Pine bark extract is also a PCO, and is more commonly known by its trade name, Pycnogenol. It was the first source of PCO to be discovered. The properties of pine bark are so similar to grape seed extract that the extracts are often referred to interchangeably. Some people may have greater success with pine bark than with grape seed (or vice versa). This may be explained by the human body's individual differences at the molecular level, rather than a testament to the quality of one over the other.

Probiotics–The Friendly Intestinal Bacteria

Over the years, bacteria have earned a bad reputation because they are usually associated with disease. The fact is, without bacteria, the body would cease to function properly. Friendly intestinal bacteria exist in the digestive tract to maintain a healthy intestinal flora necessary for the proper digestion and assimilation of food. A healthy intestinal flora also prevents the growth of undesirable micro-organisms, including candida yeast overgrowth and bacteria that cause disease. The bacteria that support and enhance life are called probiotics.
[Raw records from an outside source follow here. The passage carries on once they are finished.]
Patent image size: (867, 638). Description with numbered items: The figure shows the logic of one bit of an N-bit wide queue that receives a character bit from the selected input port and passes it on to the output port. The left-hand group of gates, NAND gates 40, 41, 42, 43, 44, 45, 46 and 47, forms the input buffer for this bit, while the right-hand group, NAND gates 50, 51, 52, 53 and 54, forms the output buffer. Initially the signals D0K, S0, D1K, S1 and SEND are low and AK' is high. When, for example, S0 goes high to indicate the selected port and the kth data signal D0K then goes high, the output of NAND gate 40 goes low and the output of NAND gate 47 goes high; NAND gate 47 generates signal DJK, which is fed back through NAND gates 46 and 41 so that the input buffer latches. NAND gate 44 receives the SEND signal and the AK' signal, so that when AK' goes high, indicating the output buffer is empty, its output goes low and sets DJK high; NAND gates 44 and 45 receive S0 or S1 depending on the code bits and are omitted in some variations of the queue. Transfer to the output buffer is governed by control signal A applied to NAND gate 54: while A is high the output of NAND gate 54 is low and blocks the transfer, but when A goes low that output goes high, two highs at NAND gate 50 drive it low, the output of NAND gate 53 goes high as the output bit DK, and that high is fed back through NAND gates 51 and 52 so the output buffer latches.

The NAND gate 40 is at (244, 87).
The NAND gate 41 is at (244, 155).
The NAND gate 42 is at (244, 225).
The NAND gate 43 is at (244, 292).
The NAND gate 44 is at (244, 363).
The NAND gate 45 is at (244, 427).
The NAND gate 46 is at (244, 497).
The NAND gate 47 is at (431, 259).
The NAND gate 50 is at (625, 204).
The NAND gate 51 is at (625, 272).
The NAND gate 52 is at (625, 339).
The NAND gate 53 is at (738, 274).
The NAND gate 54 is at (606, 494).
Deficiencies of these friendly bacteria are not uncommon due to sickness, bad eating habits and antibiotic use. Fermented foods, including yogurt and cheese, provide some of these friendly bacteria, but probiotic supplements contain much greater amounts. For this reason, supplements are preferred to ensure adequate repopulation of friendly bacteria after antibiotic use, to treat candida or to treat an intestinal infection.

Probiotics work best when taken on a regular basis-to counteract the many adverse conditions we are subjected to (stress, inadequate diet, pollution). Since there are a great many products on the market, be sure to obtain one with a good reputation and always keep the supplements refrigerated, especially after opening.

Lactobacillus acidophilus

Lactobacillus acidophilus is the primary strain friendly bacteria in the body, found in the mouth, small and large intestines, and vagina. It enhances the breakdown of lactose (milk sugar) by producing the enzyme lactase. Acidophilus can reduce cholesterol levels and the proliferation of hostile yeasts like Candida albicans. It also destroys hostile bacteria by producing natural antibiotic substances.

Bifidobacterium bifidum

The bifidobacteria are the first to inhabit the intestines through the mother's milk. In adolescents and adults, bifidobacteria are the major component of the intestines, although they are also found in the vagina. As the body ages, or because of illness, bifidobacteria are depleted, so supplementation is important. Bifidobacteria prevent pathogenic bacteria and yeasts from flourishing in the intestines, and produce acetic and lactic acid, which keeps the pH at its optimum level. They also play a part in babies' weight gain, as well as produce B vitamins, and assist in the dietary management of liver conditions.

Enterococcus faecium

Faecium resides in the intestines and vagina, and can be found on skin, dust, plants and dairy products. Resistant to unfavorable environments, it survives despite acidity, temperature, salt, drying, and atmospheric oxygen. Faecium reduces vitamin deficiency, diarrhea and supports treatments for live impairment. It also inhibits the effects of E. coli, Salmonella and other bacteria in the intestines.

Lactobacillus rhamnosus

Rhamnosus is a transient bacteria in the intestine. In humans, it is found in the intestines and mouth. It is also found in milk, cheese and dairy products. Rhamnosus is a more recent discovery and is now known to be responsible for some of the benefits that were originally attributed to acidophilus. It is more resistant to bile salts, guards against gut permeability defects, provides the last chance for protein to be digested and prevents E. coli and other pathogens from attaching to the intestinal wall.